Identifying the same speaker across different audio samples can be done using the DeepTone™ SDK. Checkout the Speaker Detection Recipes to get familiar with the Speaker Map model.

In this Section we will look at the following use cases:

  • Create voice signatures of known speakers and detect the same speakers in new unseen audio data - example 1

Pre-requisites

  • DeepTone™ with license key and models
  • Audio Files to process:
    • An audio file that only contains one speaker, very little silence and is not too long (<10 seconds)
    • An audio file that contains multiple speakers, including the same speaker as the first file

Recognise speaker - Example 1

To be able to recognise a certain speaker in a file, we need to create a voice signature of the speaker. For this example we need a audio file that only contains one speaker, contains very little silence and is not too long. Something like this example file: Teo

Let's use this short snippet to create a voice signature:

from deeptone import Deeptone
# Initialise Deeptone
engine = Deeptone(license_key="...")
voice_signatures = engine.create_voice_signatures(speaker_samples=[
{"speaker_id": "teo", "audio": "teo.wav"},
])
# The signatures dictionary will contain the key "teo" with the voice signature as value

We can now use this created voice signature to check if the speaker "teo" is talking in a new audio file. Let's use this sample audio: Two Speakers.
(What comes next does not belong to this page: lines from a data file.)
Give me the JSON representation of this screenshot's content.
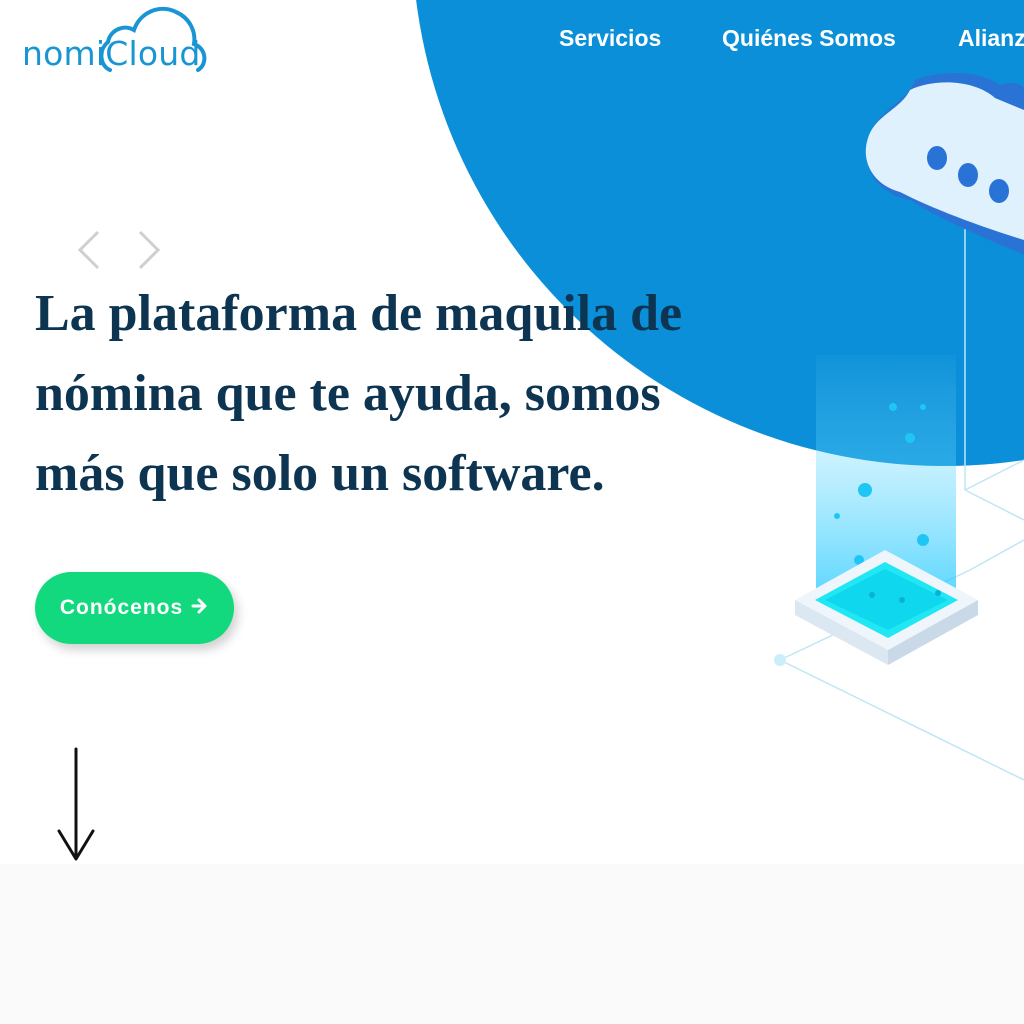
{
  "brand": {
    "logo_prefix": "nomi",
    "logo_cloud_word": "Cloud",
    "primary_color": "#0a8fd8",
    "logo_color": "#1a95d4",
    "headline_color": "#0d3551",
    "cta_color": "#13d97e"
  },
  "nav": {
    "items": [
      {
        "label": "Servicios"
      },
      {
        "label": "Quiénes Somos"
      },
      {
        "label": "Alianz"
      }
    ]
  },
  "carousel": {
    "prev_icon": "chevron-left-icon",
    "next_icon": "chevron-right-icon"
  },
  "hero": {
    "headline": "La plataforma de maquila de nómina que te ayuda, somos más que solo un software.",
    "cta_label": "Conócenos",
    "cta_icon": "arrow-right-icon"
  },
  "scroll_indicator": {
    "icon": "arrow-down-icon"
  }
}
output = engine.process_file(
filename="audio_sample_speaker_map.wav",
models=[engine.models.SpeakerMap],
output_period=1024,
include_summary=True,
include_transitions=True,
voice_signatures=voice_signatures,
include_voice_signatures=True
)
# Print the summary to see if the speaker "teo" is talking in the analysed file
print(output["channels"]["0"]["summary"]["speaker-map"])

The summary will look something like this:

{
"no_speech_fraction": 0.1106,
"teo_fraction": 0.4555,
"speaker_2_fraction": 0.4338,
"speaker_count": 2
}

We see that we found the speaker teo and a new speaker speaker_2. When setting include_voice_signatures to True the output will contain the updated voice signatures including the newly found speaker_2. Let's give the new speaker a name:

updated_voice_signatures = output["channels"]["0"]["voice_signatures"]
# Rename newly found speaker
updated_voice_signatures["lourenco"] = updated_voice_signatures.pop("speaker_2")

Now we can process the same file again with the updated voice signatures and check the summary:

output_with_both_voice_signatures = engine.process_file(
filename="audio_sample_speaker_map.wav",
models=[engine.models.SpeakerMap],
output_period=1024,
include_summary=True,
include_transitions=True,
voice_signatures=updated_voice_signatures
)
# Print the summary to check if both speakers are now found
print(output_with_both_voice_signatures["channels"]["0"]["summary"]["speaker-map"])

The summary now looks something like this:

{
"no_speech_fraction": 0.1106,
"teo_fraction": 0.4338,
"lourenco_fraction": 0.4555,
"speaker_count": 2
}

We can see that the fractions for "teo" and "lourenco" changed slightly from before. We can inspect and compare the transitions from both outputs using audacity:

# Save the transitions to a .txt file
with open(f"output_labels.txt", "w") as f:
for transition in output["channels"]["0"]["transitions"]["speaker-map"]:
f.write(f"{transition['timestamp_start'] / 1000.0}\t{transition['timestamp_end'] / 1000.0}\t{transition['result']}\n")
# Save the transitions to a .txt file
with open(f"output_with_both_signatures_labels.txt", "w") as f:
for transition in output_with_both_voice_signatures["channels"]["0"]["transitions"]["speaker-map"]:
f.write(f"{transition['timestamp_start'] / 1000.0}\t{transition['timestamp_end'] / 1000.0}\t{transition['result']}\n")

After executing the script, you will find a output_labels.txt and output_with_both_signatures_labels.txt in your working directory. You can open the audio file with Audacity and then import the files as labels, from File -> Import -> Labels ... .

When providing both voice signatures to the process_file function, the predictions are improved compared to when only providing the voice signature of one of the speakers. This is because the model knows about both of the speakers from the beginning and is therefore quicker in identifying the speaker "lourenco" when he start talking.

Looking at the transitions of the results we can see the difference: Without providing voice signatures:

Results without voice signaturesWhen providing the voice signatures of both speakers:Results with voice signaturesThe model is faster in detecting speaker lourenco's turn.